Weiss, who was not affiliated with the research, noted that in one study in the meta-analysis, 17% of patients randomized to extended tamoxifen therapy didn’t finish the first 5 years, while in a second study, 40% didn’t complete extended tamoxifen therapy. Even in patients randomized to standard treatment, there was a fall-off in the number who continued taking adjuvant tamoxifen because of side effects such as vaginal bleeding.

The study confirms that premenopausal women with serious disease still derive the most benefit from taking tamoxifen for an extended period of time, Weiss said. Like Soliman, she emphasized that patients need to be assessed individually, and said the pros and cons of adjuvant tamoxifen therapy must be discussed regularly.

“This is not just one conversation,” she said. “At the time of prescription renewal, you always have a repeat conversation about tamoxifen therapy and ask the patient how it’s going.” This is also the time to revisit the increased risk of endometrial cancer and to ask your patient about signs of abnormal bleeding and so on, Weiss said.

The four randomized controlled trials included in the meta-analysis enrolled 21,361 patients from 1978 to 2005. Of these, 7,652 (35.8%) received 10 years of 20-mg oral tamoxifen daily. Follow-up ranged from a median of 7 to 10 years.

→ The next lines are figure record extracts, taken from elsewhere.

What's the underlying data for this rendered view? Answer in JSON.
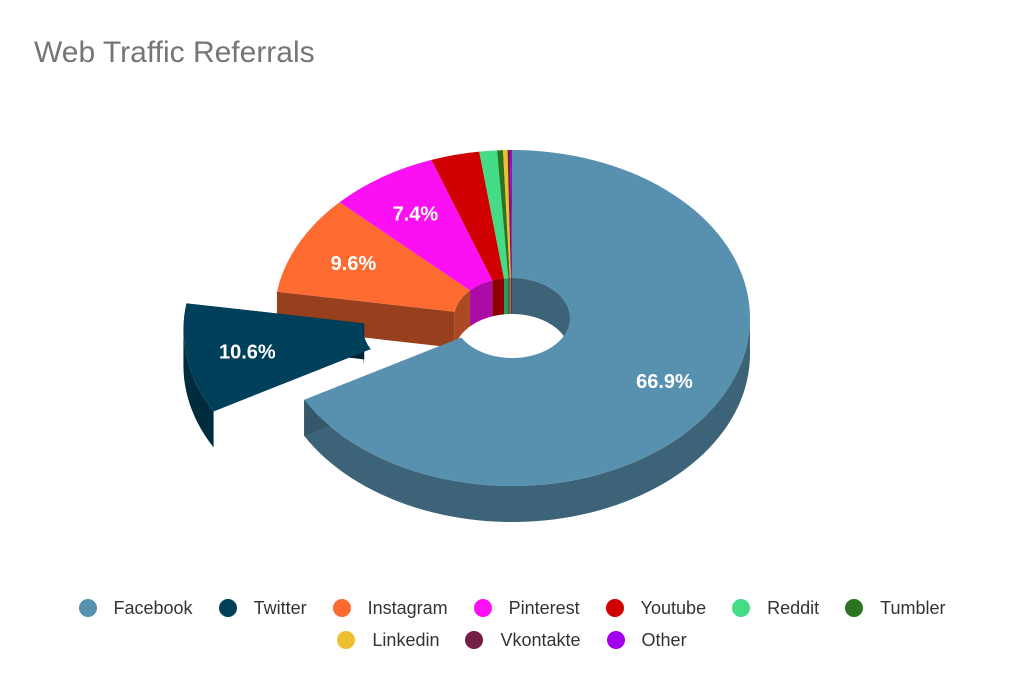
{
  "chart_data": {
    "type": "pie",
    "title": "Web Traffic Referrals",
    "donut": true,
    "three_d": true,
    "exploded_slice": "Twitter",
    "legend_position": "bottom",
    "slices": [
      {
        "name": "Facebook",
        "value": 66.9,
        "color": "#5891b0",
        "label": "66.9%"
      },
      {
        "name": "Twitter",
        "value": 10.6,
        "color": "#01405a",
        "label": "10.6%"
      },
      {
        "name": "Instagram",
        "value": 9.6,
        "color": "#fe6b31",
        "label": "9.6%"
      },
      {
        "name": "Pinterest",
        "value": 7.4,
        "color": "#fb10f4",
        "label": "7.4%"
      },
      {
        "name": "Youtube",
        "value": 3.3,
        "color": "#d00000",
        "label": ""
      },
      {
        "name": "Reddit",
        "value": 1.2,
        "color": "#45dc87",
        "label": ""
      },
      {
        "name": "Tumbler",
        "value": 0.4,
        "color": "#2d7421",
        "label": ""
      },
      {
        "name": "Linkedin",
        "value": 0.3,
        "color": "#f0bf2d",
        "label": ""
      },
      {
        "name": "Vkontakte",
        "value": 0.2,
        "color": "#721e46",
        "label": ""
      },
      {
        "name": "Other",
        "value": 0.1,
        "color": "#a400f0",
        "label": ""
      }
    ]
  },
  "legend_rows": [
    [
      "Facebook",
      "Twitter",
      "Instagram",
      "Pinterest",
      "Youtube",
      "Reddit",
      "Tumbler"
    ],
    [
      "Linkedin",
      "Vkontakte",
      "Other"
    ]
  ]
}
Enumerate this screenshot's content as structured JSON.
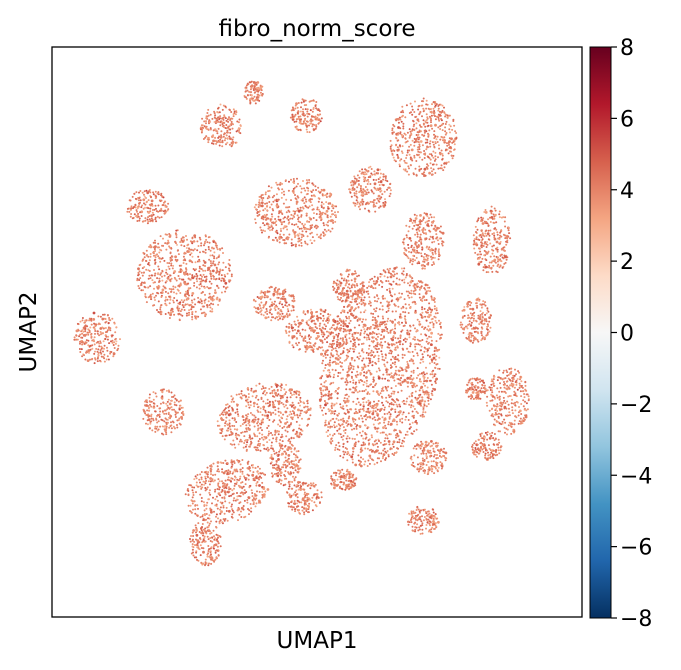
{
  "chart_data": {
    "type": "scatter",
    "title": "fibro_norm_score",
    "xlabel": "UMAP1",
    "ylabel": "UMAP2",
    "x_ticks": [],
    "y_ticks": [],
    "colorbar": {
      "colormap": "RdBu_r",
      "min": -8,
      "max": 8,
      "ticks": [
        8,
        6,
        4,
        2,
        0,
        -2,
        -4,
        -6,
        -8
      ],
      "tick_labels": [
        "8",
        "6",
        "4",
        "2",
        "0",
        "−2",
        "−4",
        "−6",
        "−8"
      ]
    },
    "typical_value": 4,
    "clusters": [
      {
        "cx": 0.33,
        "cy": 0.78,
        "rx": 0.08,
        "ry": 0.055,
        "rot": -15
      },
      {
        "cx": 0.29,
        "cy": 0.87,
        "rx": 0.03,
        "ry": 0.04,
        "rot": 0
      },
      {
        "cx": 0.475,
        "cy": 0.79,
        "rx": 0.035,
        "ry": 0.03,
        "rot": 0
      },
      {
        "cx": 0.55,
        "cy": 0.76,
        "rx": 0.025,
        "ry": 0.02,
        "rot": 0
      },
      {
        "cx": 0.7,
        "cy": 0.83,
        "rx": 0.03,
        "ry": 0.025,
        "rot": 0
      },
      {
        "cx": 0.71,
        "cy": 0.72,
        "rx": 0.035,
        "ry": 0.03,
        "rot": 0
      },
      {
        "cx": 0.82,
        "cy": 0.7,
        "rx": 0.03,
        "ry": 0.025,
        "rot": 0
      },
      {
        "cx": 0.8,
        "cy": 0.6,
        "rx": 0.02,
        "ry": 0.02,
        "rot": 0
      },
      {
        "cx": 0.44,
        "cy": 0.73,
        "rx": 0.03,
        "ry": 0.04,
        "rot": 0
      },
      {
        "cx": 0.21,
        "cy": 0.64,
        "rx": 0.04,
        "ry": 0.04,
        "rot": 0
      },
      {
        "cx": 0.4,
        "cy": 0.65,
        "rx": 0.09,
        "ry": 0.06,
        "rot": -10
      },
      {
        "cx": 0.62,
        "cy": 0.56,
        "rx": 0.11,
        "ry": 0.18,
        "rot": 15
      },
      {
        "cx": 0.86,
        "cy": 0.62,
        "rx": 0.04,
        "ry": 0.06,
        "rot": 0
      },
      {
        "cx": 0.8,
        "cy": 0.48,
        "rx": 0.03,
        "ry": 0.04,
        "rot": 0
      },
      {
        "cx": 0.085,
        "cy": 0.51,
        "rx": 0.045,
        "ry": 0.045,
        "rot": 0
      },
      {
        "cx": 0.25,
        "cy": 0.4,
        "rx": 0.09,
        "ry": 0.08,
        "rot": 0
      },
      {
        "cx": 0.5,
        "cy": 0.5,
        "rx": 0.06,
        "ry": 0.04,
        "rot": 0
      },
      {
        "cx": 0.42,
        "cy": 0.45,
        "rx": 0.04,
        "ry": 0.03,
        "rot": 0
      },
      {
        "cx": 0.56,
        "cy": 0.42,
        "rx": 0.03,
        "ry": 0.03,
        "rot": 0
      },
      {
        "cx": 0.83,
        "cy": 0.34,
        "rx": 0.035,
        "ry": 0.06,
        "rot": 0
      },
      {
        "cx": 0.7,
        "cy": 0.34,
        "rx": 0.04,
        "ry": 0.05,
        "rot": 0
      },
      {
        "cx": 0.18,
        "cy": 0.28,
        "rx": 0.04,
        "ry": 0.03,
        "rot": 0
      },
      {
        "cx": 0.46,
        "cy": 0.29,
        "rx": 0.08,
        "ry": 0.06,
        "rot": 0
      },
      {
        "cx": 0.6,
        "cy": 0.25,
        "rx": 0.04,
        "ry": 0.04,
        "rot": 0
      },
      {
        "cx": 0.7,
        "cy": 0.16,
        "rx": 0.065,
        "ry": 0.07,
        "rot": 0
      },
      {
        "cx": 0.32,
        "cy": 0.14,
        "rx": 0.04,
        "ry": 0.04,
        "rot": 0
      },
      {
        "cx": 0.48,
        "cy": 0.12,
        "rx": 0.03,
        "ry": 0.03,
        "rot": 0
      },
      {
        "cx": 0.38,
        "cy": 0.08,
        "rx": 0.02,
        "ry": 0.02,
        "rot": 0
      }
    ]
  }
}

Three studies compared 10 years of adjuvant tamoxifen therapy in patients with estrogen receptor–positive breast cancer with standard 5-year therapy with or without placebo.

In the first, the National Surgical Adjuvant Breast and Bowel Project (NSABP) trial, the RR of endometrial malignancy was 6.84. However, 75% of participants in that trial were postmenopausal, with most endometrial cancers stage I with good to moderate histological grade, the study authors noted.

Both the 2012 ATLAS (Adjuvant Tamoxifen: Longer Against Shorter) trial, and the 2013 aTTom (Adjuvant Tamoxifen: To Offer More?) trial showed that younger patients with high-risk disease benefitted most from extended tamoxifen therapy.

ATLAS showed that extending tamoxifen to 10 years was associated with a twofold increase in the 15-year endometrial cancer risk and a 0.4% absolute increase in mortality. This was seen almost exclusively in postmenopausal patients. Similar observations were reported in aTTom (RR 2.28) and in the 2001 Scottish trial of adjuvant tamoxifen (RR 3.42).

None of the surveillance studies compared the benefit of routine endometrial surveillance with no surveillance in similar or matched cohorts of patients receiving tamoxifen. “This greatly limits the conclusions that can be drawn from the included studies,” the investigators wrote.

Fleming and co-authors reported having no conflicts of interest.

Weiss is the founder of Breastcancer.org.